Lowery and others involved in the rescue effort said they have yet to decide whether to mount an attack in the Appropriations Committee or wait until the measure reaches the House floor.

Regardless, one Bush Administration official, who was not to be named, was not optimistic.

“It’s hard to fund programs that don’t have an immediate payoff. (Members of Congress) have become current consumption junkies,” the official said.

In the Senate, support for the space station appears to be stronger. Sen. Barbara A. Mikulski (D-Md.), who chairs the Senate appropriations subcommittee that finances NASA, and Sen. Jake Garn (R-Utah), the panel’s ranking Republican, both have publicly backed the station.

“We believe there is significant support for the station on the Senate side,” one congressional aide said.

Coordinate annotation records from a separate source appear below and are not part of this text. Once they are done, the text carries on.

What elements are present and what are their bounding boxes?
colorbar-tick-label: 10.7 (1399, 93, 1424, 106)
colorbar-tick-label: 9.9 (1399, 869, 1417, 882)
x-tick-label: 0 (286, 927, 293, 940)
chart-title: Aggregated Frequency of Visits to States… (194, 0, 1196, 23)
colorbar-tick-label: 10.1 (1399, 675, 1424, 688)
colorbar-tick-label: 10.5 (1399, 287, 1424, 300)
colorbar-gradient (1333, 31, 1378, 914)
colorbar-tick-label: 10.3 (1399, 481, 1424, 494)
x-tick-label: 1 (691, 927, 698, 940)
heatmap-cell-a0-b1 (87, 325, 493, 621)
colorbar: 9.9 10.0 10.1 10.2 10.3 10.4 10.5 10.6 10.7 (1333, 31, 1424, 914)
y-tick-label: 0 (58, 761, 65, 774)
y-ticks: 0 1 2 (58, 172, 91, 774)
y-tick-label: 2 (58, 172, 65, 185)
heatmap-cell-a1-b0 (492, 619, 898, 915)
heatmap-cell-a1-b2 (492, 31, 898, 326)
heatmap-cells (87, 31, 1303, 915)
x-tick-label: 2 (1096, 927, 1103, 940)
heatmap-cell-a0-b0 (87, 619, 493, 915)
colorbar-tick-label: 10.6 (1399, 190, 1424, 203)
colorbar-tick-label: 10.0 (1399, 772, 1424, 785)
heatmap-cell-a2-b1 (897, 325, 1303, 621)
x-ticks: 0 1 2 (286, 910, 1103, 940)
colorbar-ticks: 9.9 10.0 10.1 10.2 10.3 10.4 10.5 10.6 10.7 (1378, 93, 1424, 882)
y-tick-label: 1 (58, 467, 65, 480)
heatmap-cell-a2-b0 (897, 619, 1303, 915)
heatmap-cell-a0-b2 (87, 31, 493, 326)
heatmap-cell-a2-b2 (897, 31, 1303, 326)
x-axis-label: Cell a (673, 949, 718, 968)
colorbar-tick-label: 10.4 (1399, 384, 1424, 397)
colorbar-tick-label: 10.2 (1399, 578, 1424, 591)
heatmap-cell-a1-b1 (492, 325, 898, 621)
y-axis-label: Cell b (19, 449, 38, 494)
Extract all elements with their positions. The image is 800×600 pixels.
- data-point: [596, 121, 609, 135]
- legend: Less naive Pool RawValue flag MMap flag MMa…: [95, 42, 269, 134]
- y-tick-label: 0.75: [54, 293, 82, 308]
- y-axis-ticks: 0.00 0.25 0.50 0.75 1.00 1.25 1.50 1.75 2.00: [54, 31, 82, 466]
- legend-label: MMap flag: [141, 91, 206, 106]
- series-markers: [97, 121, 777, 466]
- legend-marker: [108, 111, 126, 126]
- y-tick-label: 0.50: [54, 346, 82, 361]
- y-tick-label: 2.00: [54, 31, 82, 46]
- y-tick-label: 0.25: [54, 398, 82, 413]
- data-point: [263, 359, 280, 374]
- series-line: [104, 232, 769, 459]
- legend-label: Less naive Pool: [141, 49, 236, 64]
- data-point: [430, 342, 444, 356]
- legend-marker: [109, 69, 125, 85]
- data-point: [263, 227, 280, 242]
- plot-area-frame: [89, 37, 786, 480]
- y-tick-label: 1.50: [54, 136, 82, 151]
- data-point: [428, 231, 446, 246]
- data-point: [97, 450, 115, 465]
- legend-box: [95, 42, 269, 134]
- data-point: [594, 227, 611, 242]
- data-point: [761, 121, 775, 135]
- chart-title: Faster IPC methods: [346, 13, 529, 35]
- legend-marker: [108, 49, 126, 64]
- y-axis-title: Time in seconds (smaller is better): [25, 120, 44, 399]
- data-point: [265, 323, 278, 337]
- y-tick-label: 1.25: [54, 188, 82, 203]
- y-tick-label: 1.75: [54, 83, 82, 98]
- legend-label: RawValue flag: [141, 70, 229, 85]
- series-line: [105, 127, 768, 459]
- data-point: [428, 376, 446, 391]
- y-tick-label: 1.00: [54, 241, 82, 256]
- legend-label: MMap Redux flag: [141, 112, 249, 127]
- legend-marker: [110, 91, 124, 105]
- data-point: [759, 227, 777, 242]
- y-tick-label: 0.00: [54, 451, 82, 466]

Ultimately, the fate of the station is likely to be decided in a House-Senate conference committee, where the outcome is uncertain, several officials said. Conference committees take separate versions of legislation approved by the House and Senate and craft them into a bill that conference members hope will be acceptable to both bodies. The legislation must then be approved again by Congress and signed by the President before it becomes law.

Advertisement

“Ultimately, in conference, I think there will be funding for the space station,” Lowery said. “Will it be adequate to keep the current schedule? Probably not.”